Шипение карсы рассекло тишину и оборвалось. Я глянул – в нескольких шагах от меня подпрыгивал живой клубок: карса и пытающаяся опутать мою подругу давешняя черная лента. Точно так же я как-то наблюдал за поединком домашней кошки с болотной змеей, невесть как заползшей в соседский огород.

Между скал что-то зашевелилось. Ох не к добру…

Я вскочил; Корняга вцепился в ворот курткоштанов и изо всех сил старался не свалиться.

Оброненный мною факел упал на одну из кучек топляка. И топляк загорелся. Сначала одна кучка, потом соседняя, вспыхнувшая от шальной искры, потом две ближайшие… Какая-то минута – и вокруг запылали несколько десятков костров. Я уже говорил, что под «водой» языки пламени были почему-то покороче, чем наверху, но и здесь они впечатляли. Невольно я прижался к кострам, с недоверием глядя в сгущающийся сумрак.

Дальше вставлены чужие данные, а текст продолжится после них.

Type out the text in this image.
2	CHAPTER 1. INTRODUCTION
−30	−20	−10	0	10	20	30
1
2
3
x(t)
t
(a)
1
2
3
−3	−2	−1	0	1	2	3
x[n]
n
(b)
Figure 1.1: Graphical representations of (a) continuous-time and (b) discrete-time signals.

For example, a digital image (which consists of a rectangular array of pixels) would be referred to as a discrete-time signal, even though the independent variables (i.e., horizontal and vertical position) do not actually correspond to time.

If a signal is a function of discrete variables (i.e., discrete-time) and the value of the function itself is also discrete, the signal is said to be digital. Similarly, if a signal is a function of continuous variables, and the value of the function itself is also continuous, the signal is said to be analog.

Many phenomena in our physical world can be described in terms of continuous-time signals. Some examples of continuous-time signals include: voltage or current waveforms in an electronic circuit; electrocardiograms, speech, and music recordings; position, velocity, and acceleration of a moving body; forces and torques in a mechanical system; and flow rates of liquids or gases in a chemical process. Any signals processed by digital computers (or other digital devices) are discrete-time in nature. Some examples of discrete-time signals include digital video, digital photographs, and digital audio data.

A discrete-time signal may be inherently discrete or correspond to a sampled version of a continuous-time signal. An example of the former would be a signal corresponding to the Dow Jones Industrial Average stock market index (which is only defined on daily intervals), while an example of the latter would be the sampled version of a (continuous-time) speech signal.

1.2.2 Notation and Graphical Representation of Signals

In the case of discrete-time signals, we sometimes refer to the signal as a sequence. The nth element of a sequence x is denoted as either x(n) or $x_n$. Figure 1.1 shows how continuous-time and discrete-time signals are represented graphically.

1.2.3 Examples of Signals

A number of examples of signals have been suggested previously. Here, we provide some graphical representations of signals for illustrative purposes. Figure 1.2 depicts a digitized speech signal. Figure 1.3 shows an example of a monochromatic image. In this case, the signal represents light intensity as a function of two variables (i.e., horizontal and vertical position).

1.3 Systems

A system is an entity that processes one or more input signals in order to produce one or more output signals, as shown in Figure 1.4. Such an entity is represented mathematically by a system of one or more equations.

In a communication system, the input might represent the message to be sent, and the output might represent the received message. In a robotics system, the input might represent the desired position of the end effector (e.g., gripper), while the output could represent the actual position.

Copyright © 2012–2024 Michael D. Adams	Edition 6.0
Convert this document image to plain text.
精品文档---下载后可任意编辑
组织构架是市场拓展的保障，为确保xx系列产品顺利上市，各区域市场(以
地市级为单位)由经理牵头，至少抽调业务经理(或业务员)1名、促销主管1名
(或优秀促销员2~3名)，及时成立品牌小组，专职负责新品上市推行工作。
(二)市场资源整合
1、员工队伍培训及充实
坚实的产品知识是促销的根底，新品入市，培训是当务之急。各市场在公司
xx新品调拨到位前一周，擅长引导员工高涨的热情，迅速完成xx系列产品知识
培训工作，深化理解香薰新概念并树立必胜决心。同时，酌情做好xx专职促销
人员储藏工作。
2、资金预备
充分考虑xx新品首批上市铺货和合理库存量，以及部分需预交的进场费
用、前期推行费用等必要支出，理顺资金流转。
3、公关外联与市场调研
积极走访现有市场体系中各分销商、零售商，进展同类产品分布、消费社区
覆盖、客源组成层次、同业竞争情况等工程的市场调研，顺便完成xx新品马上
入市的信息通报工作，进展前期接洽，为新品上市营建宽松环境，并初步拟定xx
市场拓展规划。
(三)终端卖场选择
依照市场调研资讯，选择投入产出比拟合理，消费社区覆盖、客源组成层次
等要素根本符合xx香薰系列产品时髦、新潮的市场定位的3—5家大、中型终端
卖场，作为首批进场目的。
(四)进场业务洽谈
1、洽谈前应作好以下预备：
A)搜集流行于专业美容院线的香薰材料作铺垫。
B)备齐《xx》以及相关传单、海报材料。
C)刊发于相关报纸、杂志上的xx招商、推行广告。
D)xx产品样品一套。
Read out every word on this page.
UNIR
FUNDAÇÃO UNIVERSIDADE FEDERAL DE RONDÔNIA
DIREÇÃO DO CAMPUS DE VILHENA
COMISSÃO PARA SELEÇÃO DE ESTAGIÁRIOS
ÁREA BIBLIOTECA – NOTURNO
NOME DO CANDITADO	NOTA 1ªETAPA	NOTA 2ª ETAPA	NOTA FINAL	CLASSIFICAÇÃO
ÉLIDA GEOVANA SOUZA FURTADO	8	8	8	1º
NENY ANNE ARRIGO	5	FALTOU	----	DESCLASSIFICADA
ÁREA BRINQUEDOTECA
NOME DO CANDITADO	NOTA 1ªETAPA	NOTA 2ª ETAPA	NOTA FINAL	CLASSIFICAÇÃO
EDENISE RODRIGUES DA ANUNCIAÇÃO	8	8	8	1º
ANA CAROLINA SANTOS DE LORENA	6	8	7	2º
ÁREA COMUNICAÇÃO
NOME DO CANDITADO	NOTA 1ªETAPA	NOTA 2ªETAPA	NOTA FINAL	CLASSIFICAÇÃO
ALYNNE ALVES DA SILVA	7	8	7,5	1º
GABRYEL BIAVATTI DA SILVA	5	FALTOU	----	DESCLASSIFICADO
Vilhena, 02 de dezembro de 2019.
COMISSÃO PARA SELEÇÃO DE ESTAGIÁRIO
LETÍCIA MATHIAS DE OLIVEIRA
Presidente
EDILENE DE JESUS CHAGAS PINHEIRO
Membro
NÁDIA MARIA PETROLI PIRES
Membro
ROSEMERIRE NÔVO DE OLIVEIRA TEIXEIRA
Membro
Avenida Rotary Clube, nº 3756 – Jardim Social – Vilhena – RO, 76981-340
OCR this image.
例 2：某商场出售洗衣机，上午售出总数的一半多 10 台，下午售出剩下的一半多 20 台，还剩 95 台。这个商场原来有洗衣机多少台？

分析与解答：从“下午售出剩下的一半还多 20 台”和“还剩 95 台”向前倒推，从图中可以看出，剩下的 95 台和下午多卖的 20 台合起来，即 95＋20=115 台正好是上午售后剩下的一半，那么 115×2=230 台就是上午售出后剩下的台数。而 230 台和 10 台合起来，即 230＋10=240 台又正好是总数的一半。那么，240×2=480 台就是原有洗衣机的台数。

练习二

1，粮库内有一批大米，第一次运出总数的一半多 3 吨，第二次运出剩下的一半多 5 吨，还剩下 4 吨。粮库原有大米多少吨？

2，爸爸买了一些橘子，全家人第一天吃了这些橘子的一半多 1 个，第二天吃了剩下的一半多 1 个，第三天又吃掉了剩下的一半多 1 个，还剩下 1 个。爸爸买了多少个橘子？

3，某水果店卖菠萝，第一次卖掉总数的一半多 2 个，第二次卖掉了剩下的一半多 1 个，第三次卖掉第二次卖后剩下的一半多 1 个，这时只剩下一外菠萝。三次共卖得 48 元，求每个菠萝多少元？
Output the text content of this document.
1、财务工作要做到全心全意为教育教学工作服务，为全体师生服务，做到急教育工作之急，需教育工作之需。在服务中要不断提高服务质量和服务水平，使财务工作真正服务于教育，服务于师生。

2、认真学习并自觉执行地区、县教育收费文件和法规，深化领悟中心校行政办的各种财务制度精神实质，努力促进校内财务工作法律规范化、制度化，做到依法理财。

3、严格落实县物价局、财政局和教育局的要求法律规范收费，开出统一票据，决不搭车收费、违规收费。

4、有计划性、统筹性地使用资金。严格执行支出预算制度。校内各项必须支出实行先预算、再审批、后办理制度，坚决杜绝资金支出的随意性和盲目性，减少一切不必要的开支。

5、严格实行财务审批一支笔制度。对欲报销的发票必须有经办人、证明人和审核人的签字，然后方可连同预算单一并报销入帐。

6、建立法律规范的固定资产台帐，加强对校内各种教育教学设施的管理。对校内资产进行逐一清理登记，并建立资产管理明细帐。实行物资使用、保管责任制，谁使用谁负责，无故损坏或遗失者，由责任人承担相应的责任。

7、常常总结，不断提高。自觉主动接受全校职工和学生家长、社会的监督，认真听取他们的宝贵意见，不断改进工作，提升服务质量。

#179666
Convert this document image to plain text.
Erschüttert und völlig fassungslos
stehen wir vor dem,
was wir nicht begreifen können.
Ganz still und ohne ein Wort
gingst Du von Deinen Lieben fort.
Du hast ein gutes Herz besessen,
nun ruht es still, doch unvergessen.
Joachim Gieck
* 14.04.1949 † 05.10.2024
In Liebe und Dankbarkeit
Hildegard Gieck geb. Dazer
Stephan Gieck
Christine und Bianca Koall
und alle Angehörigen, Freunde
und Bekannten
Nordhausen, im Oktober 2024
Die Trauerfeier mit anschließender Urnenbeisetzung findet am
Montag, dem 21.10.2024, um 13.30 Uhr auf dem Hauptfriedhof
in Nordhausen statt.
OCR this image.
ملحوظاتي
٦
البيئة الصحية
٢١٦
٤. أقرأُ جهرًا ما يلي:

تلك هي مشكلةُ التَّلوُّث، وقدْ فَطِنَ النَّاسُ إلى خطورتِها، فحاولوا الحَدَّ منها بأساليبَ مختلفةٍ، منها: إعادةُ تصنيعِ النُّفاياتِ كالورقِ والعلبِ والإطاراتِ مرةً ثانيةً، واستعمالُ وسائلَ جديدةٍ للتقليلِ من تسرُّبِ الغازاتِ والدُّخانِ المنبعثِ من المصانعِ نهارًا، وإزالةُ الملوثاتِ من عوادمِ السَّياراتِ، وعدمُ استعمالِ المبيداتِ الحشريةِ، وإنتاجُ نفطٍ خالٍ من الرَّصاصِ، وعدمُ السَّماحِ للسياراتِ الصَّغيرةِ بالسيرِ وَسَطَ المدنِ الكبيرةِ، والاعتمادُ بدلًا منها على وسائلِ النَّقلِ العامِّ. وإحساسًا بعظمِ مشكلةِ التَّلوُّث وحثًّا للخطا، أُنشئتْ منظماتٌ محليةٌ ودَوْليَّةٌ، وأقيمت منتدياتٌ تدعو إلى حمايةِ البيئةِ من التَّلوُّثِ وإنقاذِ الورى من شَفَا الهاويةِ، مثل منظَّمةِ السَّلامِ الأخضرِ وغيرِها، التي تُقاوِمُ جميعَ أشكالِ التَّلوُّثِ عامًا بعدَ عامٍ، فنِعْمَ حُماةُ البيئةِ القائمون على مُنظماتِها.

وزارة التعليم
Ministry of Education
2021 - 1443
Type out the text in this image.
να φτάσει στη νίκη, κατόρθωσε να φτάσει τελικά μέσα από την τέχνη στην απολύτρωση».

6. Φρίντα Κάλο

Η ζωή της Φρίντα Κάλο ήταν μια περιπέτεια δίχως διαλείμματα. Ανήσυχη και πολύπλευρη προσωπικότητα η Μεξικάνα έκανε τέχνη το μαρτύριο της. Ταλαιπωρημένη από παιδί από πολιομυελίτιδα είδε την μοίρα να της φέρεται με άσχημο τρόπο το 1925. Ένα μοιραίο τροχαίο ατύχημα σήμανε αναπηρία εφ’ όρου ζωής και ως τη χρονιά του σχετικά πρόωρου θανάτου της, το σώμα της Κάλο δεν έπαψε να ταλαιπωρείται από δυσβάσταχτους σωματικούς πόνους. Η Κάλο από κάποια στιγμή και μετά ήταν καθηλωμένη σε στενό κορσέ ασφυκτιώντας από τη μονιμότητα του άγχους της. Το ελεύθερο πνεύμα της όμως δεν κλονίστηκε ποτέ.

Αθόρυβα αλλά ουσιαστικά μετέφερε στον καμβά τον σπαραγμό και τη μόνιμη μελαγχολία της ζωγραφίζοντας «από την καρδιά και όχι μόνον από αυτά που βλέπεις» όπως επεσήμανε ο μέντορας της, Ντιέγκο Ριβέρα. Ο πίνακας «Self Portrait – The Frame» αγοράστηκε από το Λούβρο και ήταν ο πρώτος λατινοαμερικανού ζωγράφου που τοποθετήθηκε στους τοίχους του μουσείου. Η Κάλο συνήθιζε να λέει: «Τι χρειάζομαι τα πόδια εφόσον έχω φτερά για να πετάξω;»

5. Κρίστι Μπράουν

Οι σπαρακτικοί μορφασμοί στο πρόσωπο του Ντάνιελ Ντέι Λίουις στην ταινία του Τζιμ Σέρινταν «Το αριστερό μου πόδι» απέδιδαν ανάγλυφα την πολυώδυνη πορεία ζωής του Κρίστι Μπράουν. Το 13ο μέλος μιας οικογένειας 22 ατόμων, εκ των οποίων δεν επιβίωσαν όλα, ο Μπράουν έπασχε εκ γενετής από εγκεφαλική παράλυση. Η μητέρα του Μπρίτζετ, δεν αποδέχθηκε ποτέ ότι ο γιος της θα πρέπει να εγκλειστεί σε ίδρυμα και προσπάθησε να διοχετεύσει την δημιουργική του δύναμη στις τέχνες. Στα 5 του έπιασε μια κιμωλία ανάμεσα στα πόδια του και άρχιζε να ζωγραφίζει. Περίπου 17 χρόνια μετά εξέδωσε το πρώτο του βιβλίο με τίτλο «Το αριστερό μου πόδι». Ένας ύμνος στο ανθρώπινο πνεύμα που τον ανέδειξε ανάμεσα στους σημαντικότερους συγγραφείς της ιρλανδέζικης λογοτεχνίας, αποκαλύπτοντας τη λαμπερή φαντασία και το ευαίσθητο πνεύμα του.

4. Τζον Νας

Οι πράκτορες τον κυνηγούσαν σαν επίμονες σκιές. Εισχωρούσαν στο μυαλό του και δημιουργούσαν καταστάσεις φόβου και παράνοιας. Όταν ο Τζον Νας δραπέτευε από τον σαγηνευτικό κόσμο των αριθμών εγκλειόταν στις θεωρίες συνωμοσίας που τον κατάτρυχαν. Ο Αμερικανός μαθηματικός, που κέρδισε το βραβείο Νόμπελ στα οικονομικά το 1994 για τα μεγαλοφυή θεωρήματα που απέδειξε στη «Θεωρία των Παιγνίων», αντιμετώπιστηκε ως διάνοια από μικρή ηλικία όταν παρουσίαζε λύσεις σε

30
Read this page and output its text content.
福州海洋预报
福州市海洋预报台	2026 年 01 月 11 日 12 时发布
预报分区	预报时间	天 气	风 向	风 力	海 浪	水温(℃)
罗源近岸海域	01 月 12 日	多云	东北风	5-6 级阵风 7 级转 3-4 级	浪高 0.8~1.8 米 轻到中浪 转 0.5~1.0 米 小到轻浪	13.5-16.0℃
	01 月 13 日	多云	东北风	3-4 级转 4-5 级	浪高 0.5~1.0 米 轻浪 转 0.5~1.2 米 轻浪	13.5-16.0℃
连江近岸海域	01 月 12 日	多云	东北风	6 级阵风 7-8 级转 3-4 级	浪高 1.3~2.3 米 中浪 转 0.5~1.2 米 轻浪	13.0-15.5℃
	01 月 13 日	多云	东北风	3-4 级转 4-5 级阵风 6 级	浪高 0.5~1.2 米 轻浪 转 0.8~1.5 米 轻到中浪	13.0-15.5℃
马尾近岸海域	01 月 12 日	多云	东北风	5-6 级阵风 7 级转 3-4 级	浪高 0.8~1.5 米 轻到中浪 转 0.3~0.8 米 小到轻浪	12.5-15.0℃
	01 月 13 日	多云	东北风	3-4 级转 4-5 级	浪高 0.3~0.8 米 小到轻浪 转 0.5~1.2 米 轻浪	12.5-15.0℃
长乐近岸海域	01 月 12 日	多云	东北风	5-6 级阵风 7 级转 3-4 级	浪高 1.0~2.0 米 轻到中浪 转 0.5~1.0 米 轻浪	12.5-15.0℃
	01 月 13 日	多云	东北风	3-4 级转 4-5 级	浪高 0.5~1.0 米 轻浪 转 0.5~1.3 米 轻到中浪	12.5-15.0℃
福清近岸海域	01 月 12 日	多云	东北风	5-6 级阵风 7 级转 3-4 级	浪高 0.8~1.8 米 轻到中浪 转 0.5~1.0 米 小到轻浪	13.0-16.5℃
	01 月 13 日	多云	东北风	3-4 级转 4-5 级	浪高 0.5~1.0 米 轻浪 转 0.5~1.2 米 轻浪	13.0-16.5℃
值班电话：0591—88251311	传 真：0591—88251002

Похоже, вечерело. Меар нацелился на отдых там, в обычном мире. Мне нужно готовиться к превращению… Вот, джерхова сыть, снова бедняга Тури очнется не пойми где, на дне реки, и некоторое время будет в смятении. Хотя она, наверное, привыкла к разного рода сюрпризам.

Едва я вспомнил о спутнице, появилась карса. Кажется, она расправилась с черной лентой и теперь, дико сверкая полушариями желтых, навыкате, глаз, была готова к новой драке. Я благодарно взъерошил шерсть на ее загривке. И вернулся в седло.

Сверху я ясно разглядел, что пылающие костры складывались в совершенно определенный и однозначный рисунок – пятиконечную звезду, заключенную в огненный круг. Мрачная красота, оттененная сумерками, поразила меня. Слабо трещали сгорающие сучья.